And more than 20 years of history suggests they may try to avoid fulfilling their commitment to fund the ARC.
The "defined benefits" pension plan of the past wasn't the main culprit in creating billions of dollars in unfunded liabilities for the state's retirement systems (more than $8 billion for the main plan covering state workers and retirees). And the reform's hybrid mix of "defined benefits" and "defined contributions" (heavy on the contributions side) covering state and local government employees hired after Jan. 1, 2014 will not make the systems whole again.
Kentucky's pension plans are in the hole they are in today largely because lawmakers, beginning more than 20 years ago, failed to fully fund the ARC year after year after year, by a collective total of $3 billion. That's $3 billion in lost investment potential and years of lost earnings from those investments.
Lawmakers got addicted to this habit in good economic years, when shorting pension plans by small increments so they could put the money to "more important uses" didn't cause many problems.

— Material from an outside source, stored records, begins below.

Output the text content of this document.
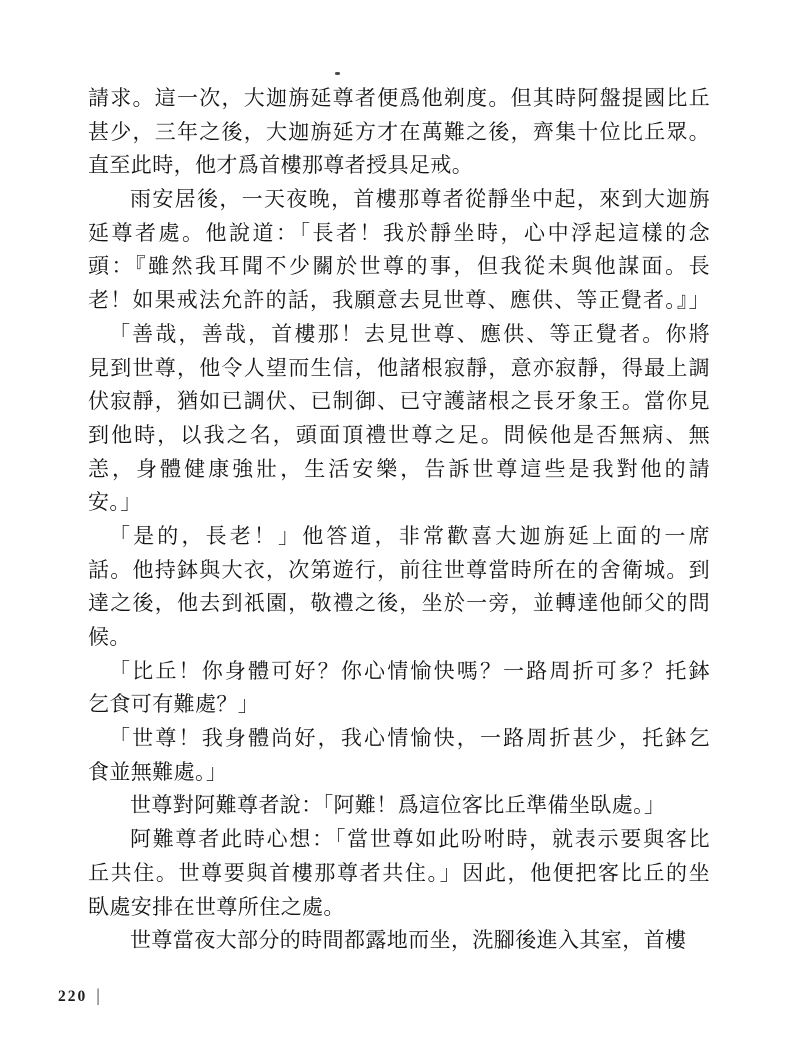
請求。這一次，大迦旃延尊者便爲他剃度。但其時阿盤提國比丘

甚少，三年之後，大迦旃延方才在萬難之後，齊集十位比丘眾。

直至此時，他才爲首樓那尊者授具足戒。

雨安居後，一天夜晚，首樓那尊者從靜坐中起，來到大迦旃

延尊者處。他說道：「長者！我於靜坐時，心中浮起這樣的念

頭：『雖然我耳聞不少關於世尊的事，但我從未與他謀面。長

老！如果戒法允許的話，我願意去見世尊、應供、等正覺者。』」

「善哉，善哉，首樓那！去見世尊、應供、等正覺者。你將

見到世尊，他令人望而生信，他諸根寂靜，意亦寂靜，得最上調

伏寂靜，猶如已調伏、已制御、已守護諸根之長牙象王。當你見

到他時，以我之名，頭面頂禮世尊之足。問候他是否無病、無

恙，身體健康強壯，生活安樂，告訴世尊這些是我對他的請

安。」

「是的，長老！」他答道，非常歡喜大迦旃延上面的一席

話。他持鉢與大衣，次第遊行，前往世尊當時所在的舍衛城。到

達之後，他去到祇園，敬禮之後，坐於一旁，並轉達他師父的問

候。

「比丘！你身體可好？你心情愉快嗎？一路周折可多？托鉢

乞食可有難處？」

「世尊！我身體尚好，我心情愉快，一路周折甚少，托鉢乞

食並無難處。」

世尊對阿難尊者說：「阿難！爲這位客比丘準備坐臥處。」

阿難尊者此時心想：「當世尊如此吩咐時，就表示要與客比

丘共住。世尊要與首樓那尊者共住。」因此，他便把客比丘的坐

臥處安排在世尊所住之處。

世尊當夜大部分的時間都露地而坐，洗腳後進入其室，首樓

220 |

But they couldn't shake the addiction in lean times, when balancing the budget without increasing taxes prompted them to underfund the ARC by hundreds of millions of dollars annually and create huge unfunded liability problems.
Times remain lean. The biennial budget lawmakers will take up won't have a whole lot more money than the budget the state is living with now. And the demands, including Beshear's vow to restore some previously cut education funding, will be great.
So, the temptation for lawmakers to abandon their 2013 commitment and once again succumb to their decades-old habit of robbing state pension plans to pay for other programs and services will also be great. They must not do so. They must shake their addiction and fully fund the ARC, in the next biennial budget and all the budgets to come.
If they do not, if they break another promise and shirk another responsibility with another exercise in fiscal insanity, they all need to be sent home in November.